The producer price index for final demand, a measure of what suppliers charge, also rose less than expected last month, increasing 0.1% on an annual basis. Companies often pass on to consumers the higher cost of inputs.
Despite the encouraging data, Fed Chair Jerome Powell and other policymakers have cited the robust labor market and said this month that they need to further raise borrowing costs to quash inflation.
Unemployment fell in June to 3.6% from 3.7% in May. Also, average hourly wages adjusted for inflation rose 1.2% last month from a year earlier, the second consecutive month of gains in real pay after two years of inflation-induced losses.
Traders in interest-rate futures on Wednesday set 99.8% odds that policymakers will raise the benchmark rate by a quarter percentage point during a two-day meeting ending July 26.
The central bank held the main interest rate at a range between 5% and 5.25% at a gathering last month. Nevertheless, Fed officials forecast in a median estimate that they will increase the benchmark rate to 5.6% by the end of this year.
Fannie Mae predicted that the federal funds rate and unemployment rate next year will average 4.8% and 4.7%, respectively. It upgraded its forecast for 2023 economic growth a full percentage point to 1.1% from 0.1% in June.

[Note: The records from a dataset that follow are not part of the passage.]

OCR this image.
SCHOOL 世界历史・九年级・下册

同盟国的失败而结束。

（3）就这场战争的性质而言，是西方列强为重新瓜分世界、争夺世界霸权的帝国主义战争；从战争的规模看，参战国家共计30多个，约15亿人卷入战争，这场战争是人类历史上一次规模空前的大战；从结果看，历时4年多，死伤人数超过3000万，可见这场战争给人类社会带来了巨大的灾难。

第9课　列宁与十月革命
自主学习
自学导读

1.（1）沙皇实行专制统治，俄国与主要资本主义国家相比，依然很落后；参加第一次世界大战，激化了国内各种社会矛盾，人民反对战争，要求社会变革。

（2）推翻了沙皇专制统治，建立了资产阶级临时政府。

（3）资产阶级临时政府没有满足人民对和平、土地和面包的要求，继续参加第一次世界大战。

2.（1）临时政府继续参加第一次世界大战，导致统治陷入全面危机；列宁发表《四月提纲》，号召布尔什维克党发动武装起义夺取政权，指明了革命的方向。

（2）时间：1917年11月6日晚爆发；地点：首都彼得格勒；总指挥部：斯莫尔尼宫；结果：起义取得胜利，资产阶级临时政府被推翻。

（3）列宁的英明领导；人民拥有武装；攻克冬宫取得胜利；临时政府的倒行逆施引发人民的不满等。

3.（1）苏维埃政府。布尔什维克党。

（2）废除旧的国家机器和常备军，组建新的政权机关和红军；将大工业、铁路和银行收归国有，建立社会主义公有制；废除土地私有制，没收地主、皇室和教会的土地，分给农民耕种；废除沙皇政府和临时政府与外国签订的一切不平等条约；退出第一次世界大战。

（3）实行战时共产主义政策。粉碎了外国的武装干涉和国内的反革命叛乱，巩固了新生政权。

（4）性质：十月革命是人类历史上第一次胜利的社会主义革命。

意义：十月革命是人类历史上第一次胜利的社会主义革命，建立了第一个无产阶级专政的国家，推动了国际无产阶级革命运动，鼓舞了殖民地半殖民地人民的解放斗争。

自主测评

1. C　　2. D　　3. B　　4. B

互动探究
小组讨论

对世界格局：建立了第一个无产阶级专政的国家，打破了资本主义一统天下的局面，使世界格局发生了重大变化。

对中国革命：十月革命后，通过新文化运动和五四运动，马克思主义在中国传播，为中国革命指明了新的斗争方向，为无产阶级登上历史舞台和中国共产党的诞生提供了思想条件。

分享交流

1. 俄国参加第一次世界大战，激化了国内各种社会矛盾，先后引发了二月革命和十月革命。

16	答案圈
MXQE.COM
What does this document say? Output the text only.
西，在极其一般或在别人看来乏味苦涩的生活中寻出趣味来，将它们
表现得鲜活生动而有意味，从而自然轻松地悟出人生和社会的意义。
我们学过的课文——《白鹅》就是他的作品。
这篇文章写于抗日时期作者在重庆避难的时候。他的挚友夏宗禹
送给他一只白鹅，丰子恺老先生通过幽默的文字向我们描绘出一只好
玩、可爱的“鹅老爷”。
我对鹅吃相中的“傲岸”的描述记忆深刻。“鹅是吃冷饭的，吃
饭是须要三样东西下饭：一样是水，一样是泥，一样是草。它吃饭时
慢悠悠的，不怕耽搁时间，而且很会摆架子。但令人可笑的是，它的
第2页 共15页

The mortgage finance company still expects that a mild recession will begin in the fourth quarter or the first quarter of next year, “while noting that the probability of a ‘soft landing’ may have increased of late.” It downgraded its projection for economic growth next year to minus 0.1% from 0.8% in June.
More immediately, the economy will shrink 0.4% during the fourth quarter and 1.3% during the first quarter of 2024, Fannie Mae said. Core CPI will end this year at 4.3% and 2024 at 2.6%.